Apabila siswa dihadapkan dengan persoalan seperti ini didalam kelas, maka guru perlu mengantisipasi istilah atau kata-kata apa saja yang dianggap sulit oleh siswa ketika siswa membaca buku teks. Dalam hal ini, ada dua jenis masalah vokabuler dalam IPS yang hendaknya diantisipasi oleh guru. Pertama, ketidakcakapan mengenal jenis kata; dan kedua, ketidaktahuan arti kata setelah ia mengenal jenis kata. Oleh karena itu, kata dan istilah baruhendaknya disajikan dan dikembangkan dalam konteks kalimat, bukan dalam pengertian kata demi kata.
Pengembangan vokabulersosial dalam PS hendaknya dilakukan oleh guru dalam kondisi ketika motivasi siswa sedang tinggi untuk belajar. Belajar kosa kata dengan cara menghafal atau melihat kamus sebelum membaca buku teks bukanlah cara yang tepat sehingga tak satupun ahli menganjurkan cara seperti ini. Strategi yang dianggap tepat sebagaimana dianjurkan oleh Jarolimek & Parker (1993) adalah dengan cara menuliskan kata-kata atau istilah kunci pada suatu kalimat dan mendiskusikan maknanya. Dengan cara demikian maka para siswa dibawah bimbingan guru dapat memilih istilah atau kata apa saja yang bermakna untuk membaca materi selanjutnya.
Disamping itu, perlu juga diperhatikan oleh guru bahwa melatih rasa sensitive bagi siswa dan menaruh perhatian terhadap istilah dan kata-kata baru  sangatlah penting. Rasa ingin tahu yang tinggi terhadap kata atau istilah baru merupakan aspek yang perlu dikembangkan untuk mencapai target keberhasilan dalam membaca. Guru-guru hendaknya mendorong para siswa agar menggunakan vokabuler sosial dalam proses belajar mengajar IPS baik dalam diskusi maupun dalam tulisan atau karangan.

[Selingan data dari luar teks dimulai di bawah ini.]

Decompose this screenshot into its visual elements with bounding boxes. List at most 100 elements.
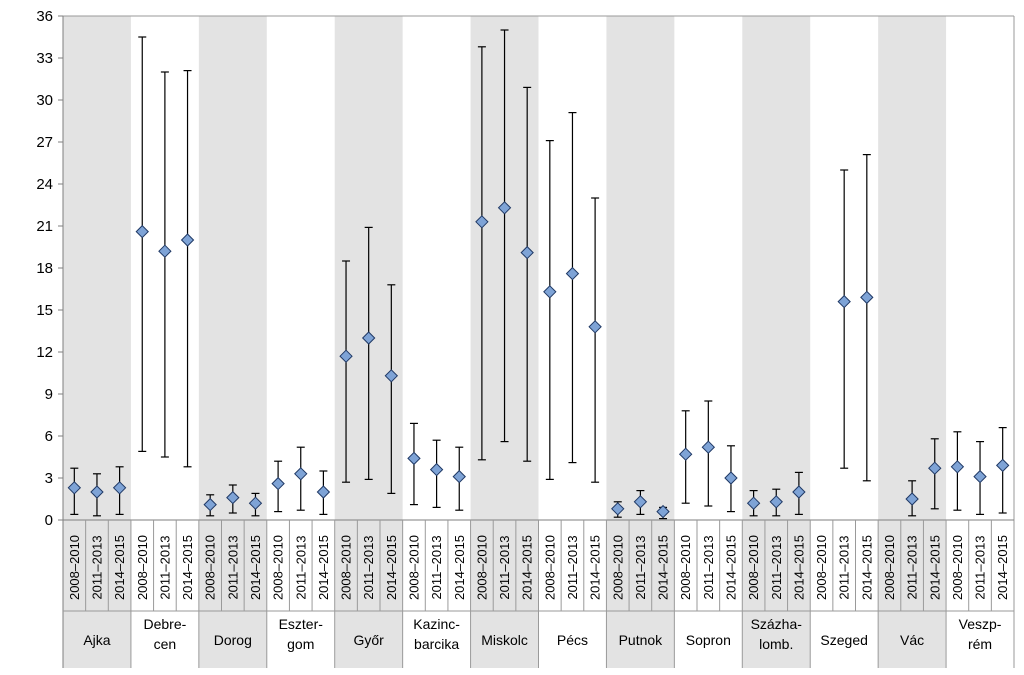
period-tick-label: 2014–2015 (927, 535, 942, 600)
group-label: Dorog (214, 632, 252, 648)
period-tick-label: 2014–2015 (588, 535, 603, 600)
period-tick-label: 2014–2015 (384, 535, 399, 600)
data-point-diamond (565, 266, 580, 281)
group-band (198, 16, 267, 668)
data-point-diamond (656, 504, 670, 519)
group-label: rém (968, 636, 992, 652)
period-tick-label: 2011–2013 (905, 535, 920, 599)
group-label: Eszter- (279, 616, 324, 632)
period-tick-label: 2011–2013 (225, 535, 240, 599)
period-tick-label: 2008–2010 (542, 535, 557, 600)
period-tick-label: 2014–2015 (316, 535, 331, 600)
period-tick-label: 2008–2010 (678, 535, 693, 600)
data-point-diamond (611, 502, 625, 516)
period-tick-label: 2014–2015 (520, 535, 535, 600)
period-tick-label: 2014–2015 (112, 535, 127, 600)
y-tick-label: 9 (45, 386, 53, 403)
data-point-diamond (203, 497, 217, 512)
group-label: Ajka (83, 632, 110, 648)
data-point-diamond (226, 490, 240, 505)
period-tick-label: 2008–2010 (339, 535, 354, 600)
period-tick-label: 2014–2015 (791, 535, 806, 600)
y-tick-label: 3 (45, 470, 53, 487)
data-point-diamond (294, 467, 308, 481)
data-point-diamond (724, 471, 738, 485)
period-tick-label: 2011–2013 (633, 535, 648, 599)
period-tick-label: 2014–2015 (180, 535, 195, 600)
y-tick-label: 18 (36, 260, 53, 277)
group-label: Kazinc- (413, 616, 460, 632)
data-point-diamond (339, 349, 353, 363)
period-tick-label: 2008–2010 (814, 535, 829, 600)
group-label: Szeged (820, 632, 867, 648)
period-tick-label: 2011–2013 (89, 535, 104, 599)
data-point-diamond (407, 451, 421, 466)
period-tick-label: 2008–2010 (67, 535, 82, 600)
y-tick-label: 6 (45, 428, 53, 445)
group-label: Miskolc (481, 632, 528, 648)
data-point-diamond (543, 285, 557, 299)
period-tick-label: 2008–2010 (135, 535, 150, 600)
period-tick-label: 2011–2013 (973, 535, 988, 599)
period-tick-label: 2008–2010 (882, 535, 897, 600)
period-tick-label: 2008–2010 (474, 535, 489, 600)
period-tick-label: 2008–2010 (746, 535, 761, 600)
data-point-diamond (701, 440, 716, 454)
data-point-diamond (112, 481, 127, 495)
data-point-diamond (180, 233, 195, 247)
group-label: Sopron (686, 632, 731, 648)
data-point-diamond (475, 215, 489, 229)
period-tick-label: 2014–2015 (452, 535, 467, 600)
y-tick-label: 27 (36, 134, 53, 151)
y-tick-label: 30 (36, 92, 53, 109)
data-point-diamond (588, 320, 602, 334)
period-tick-label: 2008–2010 (271, 535, 286, 600)
data-point-diamond (995, 458, 1010, 473)
group-band (606, 16, 675, 668)
period-tick-label: 2014–2015 (248, 535, 263, 600)
data-point-diamond (678, 447, 693, 461)
y-tick-label: 12 (36, 344, 53, 361)
period-tick-label: 2008–2010 (203, 535, 218, 600)
period-tick-label: 2008–2010 (950, 535, 965, 600)
period-tick-label: 2011–2013 (157, 535, 172, 599)
period-tick-label: 2008–2010 (406, 535, 421, 600)
y-tick-label: 33 (36, 50, 53, 67)
data-point-diamond (452, 469, 466, 484)
data-point-diamond (792, 485, 806, 499)
data-point-diamond (746, 496, 761, 510)
data-point-diamond (67, 481, 82, 495)
group-label: Debre- (143, 616, 186, 632)
group-label: Vác (900, 632, 924, 648)
data-point-diamond (905, 492, 919, 506)
group-label: Putnok (619, 632, 664, 648)
group-label: gom (287, 636, 314, 652)
group-label: lomb. (759, 636, 793, 652)
data-point-diamond (928, 461, 942, 475)
data-point-diamond (633, 495, 648, 509)
period-tick-label: 2011–2013 (361, 535, 376, 599)
data-point-diamond (90, 485, 104, 499)
group-label: barcika (414, 636, 459, 652)
group-label: Pécs (557, 632, 588, 648)
group-label: Százha- (751, 616, 803, 632)
data-point-diamond (520, 245, 534, 260)
period-tick-label: 2011–2013 (837, 535, 852, 599)
period-tick-label: 2014–2015 (656, 535, 671, 600)
period-tick-label: 2011–2013 (769, 535, 784, 599)
group-label: Veszp- (959, 616, 1002, 632)
x-axis: 2008–2010 2011–2013 2014–2015 Ajka 2008–2010… (67, 520, 1010, 668)
data-point-diamond (769, 495, 783, 509)
data-point-diamond (837, 294, 851, 309)
data-point-diamond (316, 485, 331, 499)
data-point-diamond (135, 224, 149, 239)
data-point-diamond (497, 201, 512, 215)
period-tick-label: 2014–2015 (723, 535, 738, 600)
group-label: Győr (354, 632, 385, 648)
group-label: cen (154, 636, 177, 652)
period-tick-label: 2011–2013 (565, 535, 580, 599)
data-point-diamond (860, 290, 874, 305)
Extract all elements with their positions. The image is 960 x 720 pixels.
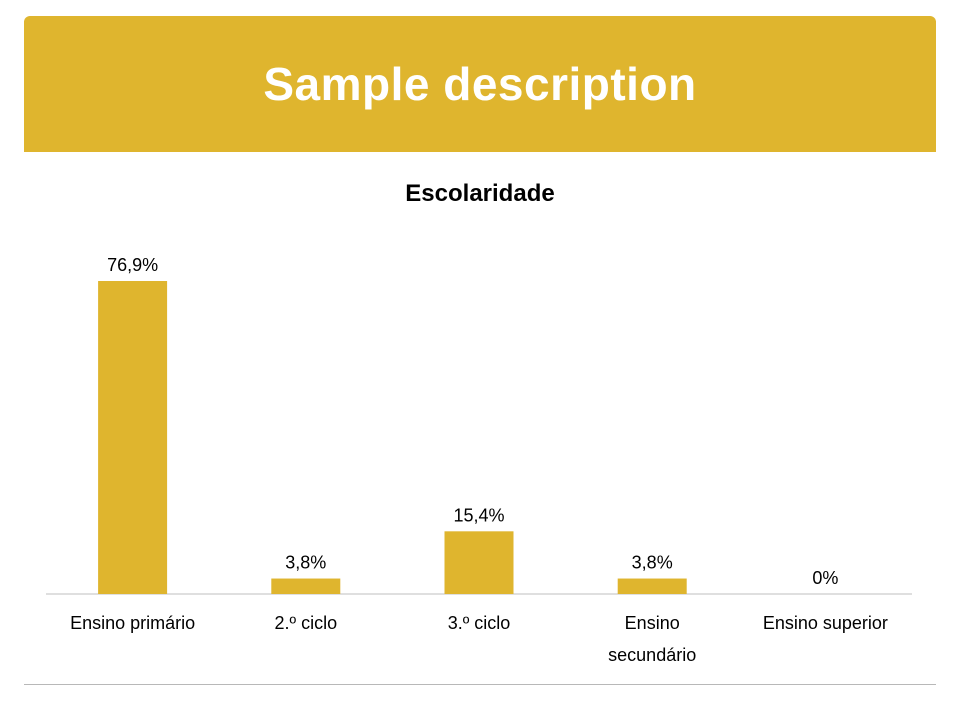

Untuk melatih para siswa di bidang ini, guru dapat melibatkan siswa dalam permainan kata-kata. Misalnya, guru menyajikan teka-teki, persamaan atau lawan kata, menyajikan teka-teki silang, atau menyusun kata-kata agar membentuk makna. Kegiatan-kegiatan seperti ini akan sangat membantu dalam mengenali kata-kata atau istilah baru. Adanya papan berlatih yang menyajikan informasi baru termasuk istilah-istilah baru dapat mendukung dalam pengembangan vokabuler sosial bagi siswa.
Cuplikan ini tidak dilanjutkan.